When you’re approaching the end of your high school debate career…

giffffFor the longest time, I practiced tennis year-round, with private lessons and tournaments on the weekends. When I was in middle school, I tried out for our school’s tennis team, twice. Not once did I make it. I have long since quit not just tennis, but sports in general.

From the start of sixth grade to my junior year in high school, I tried out for All-State, a state-wide violin competition. Every summer, I dedicated my practices to scales, etudes, and one solo piece that I painstakingly perfected for months. I went to private lessons, but I never got past the second round of auditions.

Of course, I played in other out-of-school orchestras, but I eventually stopped trying for All-State, collapsing down to my school’s orchestra, which I thoroughly enjoy.

I know that around this time of year, many debaters will be nearing the end of their high school career. We’re all different; some of us want to finish the semester strong and go out with a bang, and some have already fizzled out of the activity.

Some know for certain that they will be continuing their debate career in college, and so the summer is nothing but a month or so of break.

Others aren’t sure, uncertain of if the college that they will attend will even have a debate program.

Wherever you waver on this line of decisionmaking, you’re fine.

If at this point, or some point close in the future, you’re going to have your very last debate practice, then don’t view it as quitting. You aren’t abandoning the activity.

Like with my violin career and my tennis career, this is a bittersweet progression. You’re moving on with life; you’ve got better things to spend your time on.

Looking back, moving on from competitive tennis and violin helped me to buckle down and invest more time in high school debate, and the same could easily apply to you, if you’re distraught about the finish line that is now visible from here.

Take care though! This is not to say that debate is merely one of life’s many stepping stones, or that you haven’t used your time wisely, or that you haven’t amounted to anything.

What are you looking around for? You don’t need trophies, medals, or awards to feel like you’ve given it your all.

Make peace with saying goodbye; the benefits of your time invested are still tangible – your friends, your files, your pictures, inside jokes, and new insight. I’m not kidding – you will leave the activity with a brain full of all sorts of new insights.

These are your decisions; this is your life. Do not let others influence the choices that you make; in the end, only you can make them in your own best interest.

If you are a senior, this is just the beginning…of the end, that is. Get ready to say goodbye to what your routine has settled into for the past few years, goodbye to the sports practices and flute recitals and weekend morning routines. (But hello to many more exciting things!)

Sometimes college ruptures high school traditions, and sometimes the end of high school ruptures high school traditions. There’s a difference. Going to college means you can’t physically attend a practice, or no longer have time to do so.

But recognizing that your high school career (for anything, really) is drawing to a close stirs something inside you. It’s the end of a chapter, the conclusion of a lifestyle. Truly bittersweet.

When you leave though, leave the door open. And don’t forget to remember. Take something with you, internalize what debate has taught you. Or rowing. Or yearbook. Or orchestra. 

I’m not done with high school debate yet, nor am I done with college debate before it’s even started.

Where I’m going to college, they offer a fantastic debate program. That alone should be enough to convince me to continue, but I’m still on the fence. And that’s totally okay.

I don’t know how I’m going to spend the next four years of my life. I’ve hardly even decided what I’m doing over the summer yet. However, I’m excited for whatever’s in store for me.

5 comments

  1. Pingback: 5 years | Catherine Zhang
  2. me

    Thanks for this. I really needed it. :)

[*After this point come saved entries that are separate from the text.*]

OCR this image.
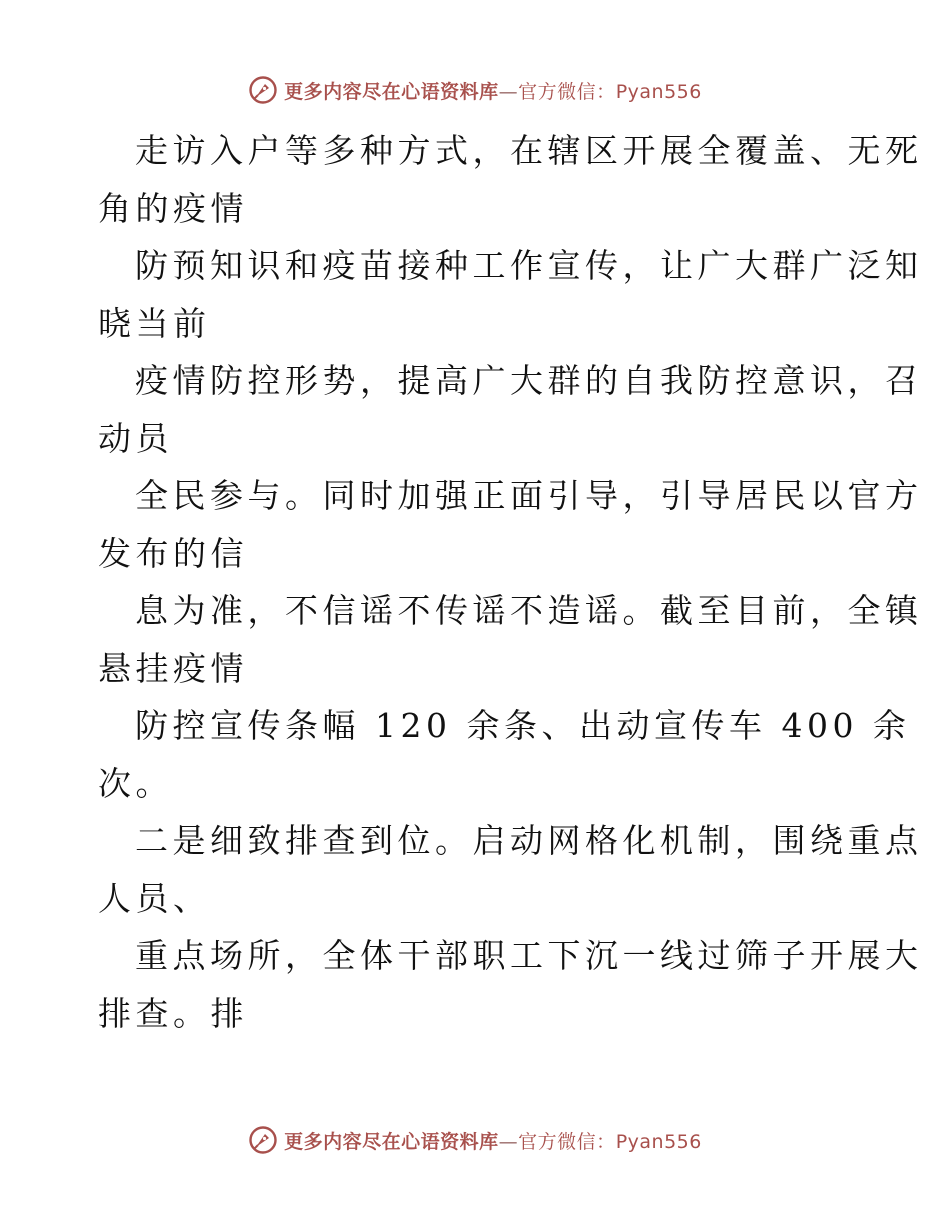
更多内容尽在心语资料库—官方微信：Pyan556
走访入户等多种方式，在辖区开展全覆盖、无死
角的疫情
防预知识和疫苗接种工作宣传，让广大群广泛知
晓当前
疫情防控形势，提高广大群的自我防控意识，召
动员
全民参与。同时加强正面引导，引导居民以官方
发布的信
息为准，不信谣不传谣不造谣。截至目前，全镇
悬挂疫情
防控宣传条幅 120 余条、出动宣传车 400 余
次。
二是细致排查到位。启动网格化机制，围绕重点
人员、
重点场所，全体干部职工下沉一线过筛子开展大
排查。排
更多内容尽在心语资料库—官方微信：Pyan556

    I last debated in October. Since I’m (also) in my senior year, it means I can’t participate in anything either than school activities. The only console I got was watching WUDC’s live streams.

    I’m not that good of a debater, but I’m definitely joining in the program of my future college. Heck, having a debate program’s in my must-haves for college candidates!

    I guess I agree that life’ll change after graduation. Sometimes you do different things. Other times you do the same things, just in a different way. :)

    Like

  3. redbeanie12

    Well written! This post makes me wonder about what life after high school will be like. How much of my current life will I get to keep, and how much will change? As much as I’m excited for college, I don’t want drastic change. Time passes so quickly – I’d better enjoy the sixteen months I have left before high school graduation!